Aidan and Ronan

As we approach All Saints Sunday the divisiveness of the presidential campaign
and upcoming election reminded me of another conflict that took place over 1,400 years ago. As the Venerable Bede recounts it in his history of the time, there was a dispute over how the date of Easter was determined. The Irish churches figured it by one formula, while the Roman missionaries figured it another. By Bede’s time the Roman formula had won and the dispute was settled. Yet, as he tells the story of the disagreement that led to that decision at the Synod of Whitby, he describes two of the major figures in the dispute, St. Ronan and St. Aidan.

Ronan, Bede says, “could by no means put Finan (who held the opposing view)
right; on the contrary, as he (Ronan) was a man of fierce temper, Ronan made him the more bitter by his reproofs and turned him into an open adversary of the truth.” In short, Ronan had the right opinion but the wrong attitude. Aidan’s observance of Easter by the Irish formula, on the other hand, told a different story. “The difference in the observance of Easter was patiently tolerated by all while Aidan was alive because they had clearly understood that although he could not keep Easter otherwise than according to the manner of those who sent him (the Irish), he nevertheless labored diligently to practice the works of faith, piety and love, which is the mark of all the saints.
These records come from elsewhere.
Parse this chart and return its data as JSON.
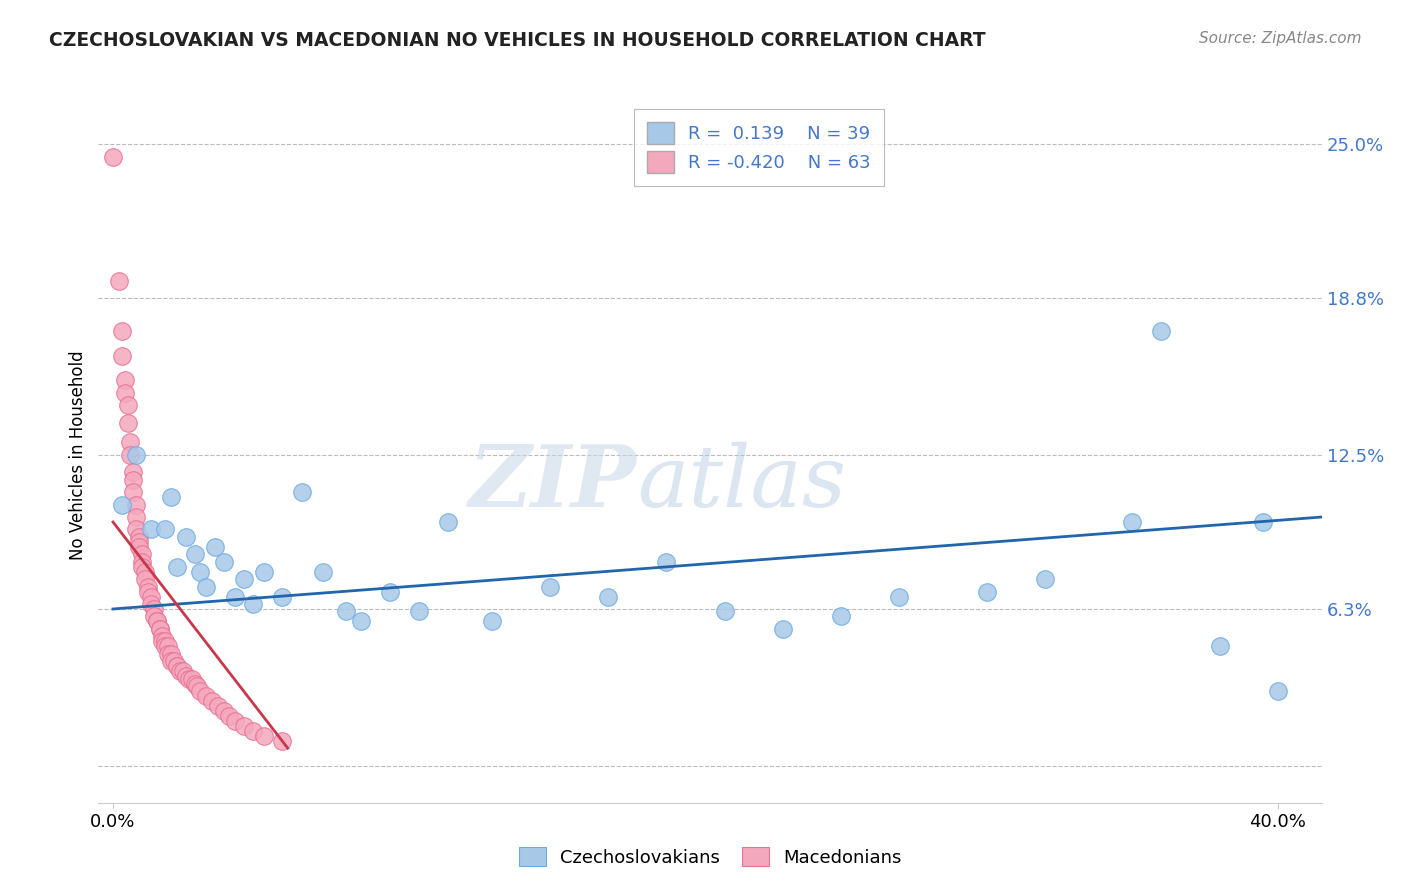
{
  "title": "CZECHOSLOVAKIAN VS MACEDONIAN NO VEHICLES IN HOUSEHOLD CORRELATION CHART",
  "source": "Source: ZipAtlas.com",
  "ylabel": "No Vehicles in Household",
  "yticks": [
    0.0,
    0.063,
    0.125,
    0.188,
    0.25
  ],
  "ytick_labels": [
    "",
    "6.3%",
    "12.5%",
    "18.8%",
    "25.0%"
  ],
  "xticks": [
    0.0,
    0.4
  ],
  "xtick_labels": [
    "0.0%",
    "40.0%"
  ],
  "xlim": [
    -0.005,
    0.415
  ],
  "ylim": [
    -0.015,
    0.265
  ],
  "legend_blue_r": "R =  0.139",
  "legend_blue_n": "N = 39",
  "legend_pink_r": "R = -0.420",
  "legend_pink_n": "N = 63",
  "watermark_zip": "ZIP",
  "watermark_atlas": "atlas",
  "blue_color": "#a8c8e8",
  "pink_color": "#f4a8be",
  "blue_edge_color": "#6aabe0",
  "pink_edge_color": "#e87090",
  "blue_line_color": "#2166ac",
  "pink_line_color": "#c8384a",
  "legend_text_color": "#4477cc",
  "title_color": "#222222",
  "source_color": "#888888",
  "grid_color": "#bbbbbb",
  "ytick_color": "#4477cc",
  "blue_scatter": [
    [
      0.003,
      0.105
    ],
    [
      0.008,
      0.125
    ],
    [
      0.013,
      0.095
    ],
    [
      0.018,
      0.095
    ],
    [
      0.02,
      0.108
    ],
    [
      0.022,
      0.08
    ],
    [
      0.025,
      0.092
    ],
    [
      0.028,
      0.085
    ],
    [
      0.03,
      0.078
    ],
    [
      0.032,
      0.072
    ],
    [
      0.035,
      0.088
    ],
    [
      0.038,
      0.082
    ],
    [
      0.042,
      0.068
    ],
    [
      0.045,
      0.075
    ],
    [
      0.048,
      0.065
    ],
    [
      0.052,
      0.078
    ],
    [
      0.058,
      0.068
    ],
    [
      0.065,
      0.11
    ],
    [
      0.072,
      0.078
    ],
    [
      0.08,
      0.062
    ],
    [
      0.085,
      0.058
    ],
    [
      0.095,
      0.07
    ],
    [
      0.105,
      0.062
    ],
    [
      0.115,
      0.098
    ],
    [
      0.13,
      0.058
    ],
    [
      0.15,
      0.072
    ],
    [
      0.17,
      0.068
    ],
    [
      0.19,
      0.082
    ],
    [
      0.21,
      0.062
    ],
    [
      0.23,
      0.055
    ],
    [
      0.25,
      0.06
    ],
    [
      0.27,
      0.068
    ],
    [
      0.3,
      0.07
    ],
    [
      0.32,
      0.075
    ],
    [
      0.35,
      0.098
    ],
    [
      0.36,
      0.175
    ],
    [
      0.38,
      0.048
    ],
    [
      0.395,
      0.098
    ],
    [
      0.4,
      0.03
    ]
  ],
  "pink_scatter": [
    [
      0.0,
      0.245
    ],
    [
      0.002,
      0.195
    ],
    [
      0.003,
      0.175
    ],
    [
      0.003,
      0.165
    ],
    [
      0.004,
      0.155
    ],
    [
      0.004,
      0.15
    ],
    [
      0.005,
      0.145
    ],
    [
      0.005,
      0.138
    ],
    [
      0.006,
      0.13
    ],
    [
      0.006,
      0.125
    ],
    [
      0.007,
      0.118
    ],
    [
      0.007,
      0.115
    ],
    [
      0.007,
      0.11
    ],
    [
      0.008,
      0.105
    ],
    [
      0.008,
      0.1
    ],
    [
      0.008,
      0.095
    ],
    [
      0.009,
      0.092
    ],
    [
      0.009,
      0.09
    ],
    [
      0.009,
      0.088
    ],
    [
      0.01,
      0.085
    ],
    [
      0.01,
      0.082
    ],
    [
      0.01,
      0.08
    ],
    [
      0.011,
      0.078
    ],
    [
      0.011,
      0.075
    ],
    [
      0.012,
      0.072
    ],
    [
      0.012,
      0.07
    ],
    [
      0.013,
      0.068
    ],
    [
      0.013,
      0.065
    ],
    [
      0.014,
      0.063
    ],
    [
      0.014,
      0.06
    ],
    [
      0.015,
      0.058
    ],
    [
      0.015,
      0.058
    ],
    [
      0.016,
      0.055
    ],
    [
      0.016,
      0.055
    ],
    [
      0.017,
      0.052
    ],
    [
      0.017,
      0.05
    ],
    [
      0.018,
      0.05
    ],
    [
      0.018,
      0.048
    ],
    [
      0.019,
      0.048
    ],
    [
      0.019,
      0.045
    ],
    [
      0.02,
      0.045
    ],
    [
      0.02,
      0.042
    ],
    [
      0.021,
      0.042
    ],
    [
      0.022,
      0.04
    ],
    [
      0.022,
      0.04
    ],
    [
      0.023,
      0.038
    ],
    [
      0.024,
      0.038
    ],
    [
      0.025,
      0.036
    ],
    [
      0.026,
      0.035
    ],
    [
      0.027,
      0.035
    ],
    [
      0.028,
      0.033
    ],
    [
      0.029,
      0.032
    ],
    [
      0.03,
      0.03
    ],
    [
      0.032,
      0.028
    ],
    [
      0.034,
      0.026
    ],
    [
      0.036,
      0.024
    ],
    [
      0.038,
      0.022
    ],
    [
      0.04,
      0.02
    ],
    [
      0.042,
      0.018
    ],
    [
      0.045,
      0.016
    ],
    [
      0.048,
      0.014
    ],
    [
      0.052,
      0.012
    ],
    [
      0.058,
      0.01
    ]
  ],
  "blue_trendline_x": [
    0.0,
    0.415
  ],
  "blue_trendline_y": [
    0.063,
    0.1
  ],
  "pink_trendline_x": [
    0.0,
    0.06
  ],
  "pink_trendline_y": [
    0.098,
    0.007
  ]
}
He was therefore deservedly loved by all, including those who had other views about Easter.” In Bede’s estimation Aidan had the wrong opinion but the right attitude.
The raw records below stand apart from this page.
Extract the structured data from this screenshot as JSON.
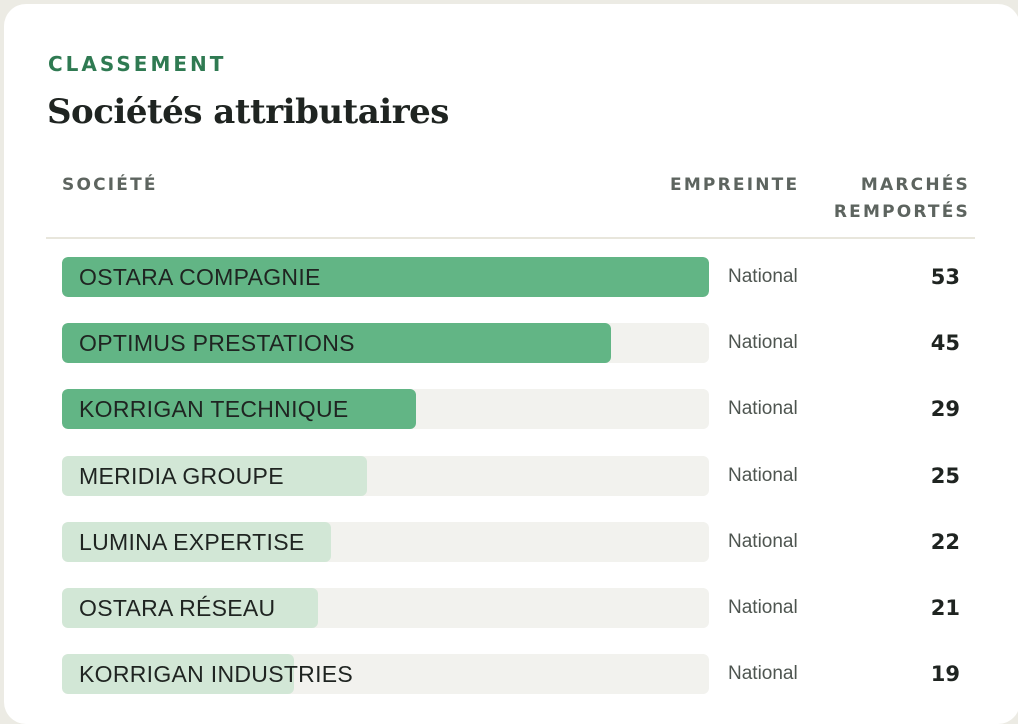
{
  "header": {
    "eyebrow": "CLASSEMENT",
    "title": "Sociétés attributaires"
  },
  "table": {
    "columns": {
      "societe": "SOCIÉTÉ",
      "empreinte": "EMPREINTE",
      "marches_line1": "MARCHÉS",
      "marches_line2": "REMPORTÉS"
    },
    "rows": [
      {
        "name": "OSTARA COMPAGNIE",
        "scope": "National",
        "count": "53",
        "bar_share": 1.0,
        "bar_style": "strong"
      },
      {
        "name": "OPTIMUS PRESTATIONS",
        "scope": "National",
        "count": "45",
        "bar_share": 0.849,
        "bar_style": "strong"
      },
      {
        "name": "KORRIGAN TECHNIQUE",
        "scope": "National",
        "count": "29",
        "bar_share": 0.547,
        "bar_style": "strong"
      },
      {
        "name": "MERIDIA GROUPE",
        "scope": "National",
        "count": "25",
        "bar_share": 0.472,
        "bar_style": "light"
      },
      {
        "name": "LUMINA EXPERTISE",
        "scope": "National",
        "count": "22",
        "bar_share": 0.415,
        "bar_style": "light"
      },
      {
        "name": "OSTARA RÉSEAU",
        "scope": "National",
        "count": "21",
        "bar_share": 0.396,
        "bar_style": "light"
      },
      {
        "name": "KORRIGAN INDUSTRIES",
        "scope": "National",
        "count": "19",
        "bar_share": 0.358,
        "bar_style": "light"
      }
    ]
  },
  "colors": {
    "accent": "#2f7a52",
    "bar_strong": "#62b585",
    "bar_light": "#d2e7d6",
    "track": "#f2f2ee"
  }
}
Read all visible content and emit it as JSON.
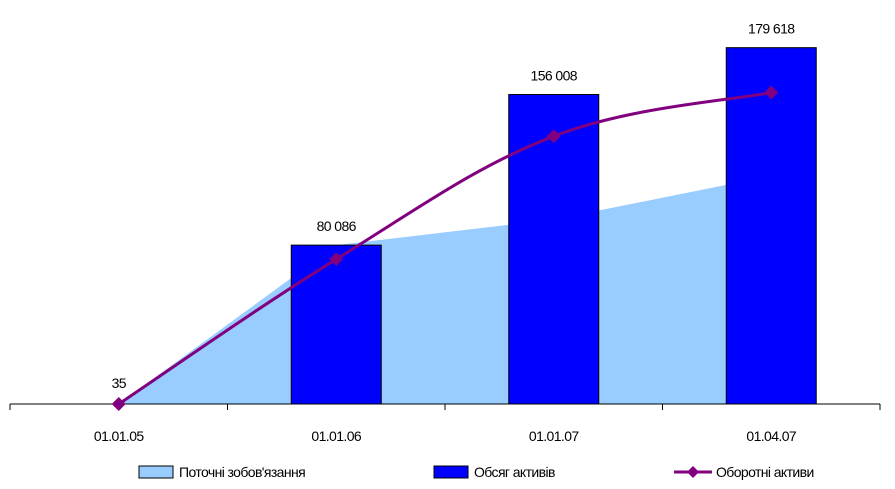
{
  "chart_data": {
    "type": "bar",
    "categories": [
      "01.01.05",
      "01.01.06",
      "01.01.07",
      "01.04.07"
    ],
    "ylim": [
      0,
      185000
    ],
    "grid": false,
    "legend_position": "bottom",
    "series": [
      {
        "name": "Поточні зобов'язання",
        "kind": "area",
        "color": "#99CCFF",
        "values": [
          0,
          80086,
          93000,
          115000
        ]
      },
      {
        "name": "Обсяг активів",
        "kind": "bar",
        "color": "#0000FF",
        "values": [
          35,
          80086,
          156008,
          179618
        ],
        "labels": [
          "35",
          "80 086",
          "156 008",
          "179 618"
        ]
      },
      {
        "name": "Оборотні активи",
        "kind": "line",
        "color": "#800080",
        "marker": "diamond",
        "values": [
          0,
          73000,
          135000,
          157000
        ]
      }
    ]
  }
}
In our time, it seems to me that we could do with more folks who exhibit the
attitude of Aidan and fewer with Ronan’s attitude. Perhaps we in the churches, no matter what opinions we hold, would do well to make top priority in our lives the practice of “the works of faith, piety, and love, which is the mark of all the saints.” We cannot wait for “the other side” (whichever that might be) to begin first. We cannot make choices for “them”. We can only make choices for ‘us”.

Perhaps, if we Christians really loved one another as Christ has loved us, we
would have a greater positive impact on the world. The dating of Easter may seem like a minor issue for us today, but it was critically important in Aidan’s and Ronan’s day. Makes you wonder just how people 1,400 years from now will view the issues that cause us such bitter divisions today.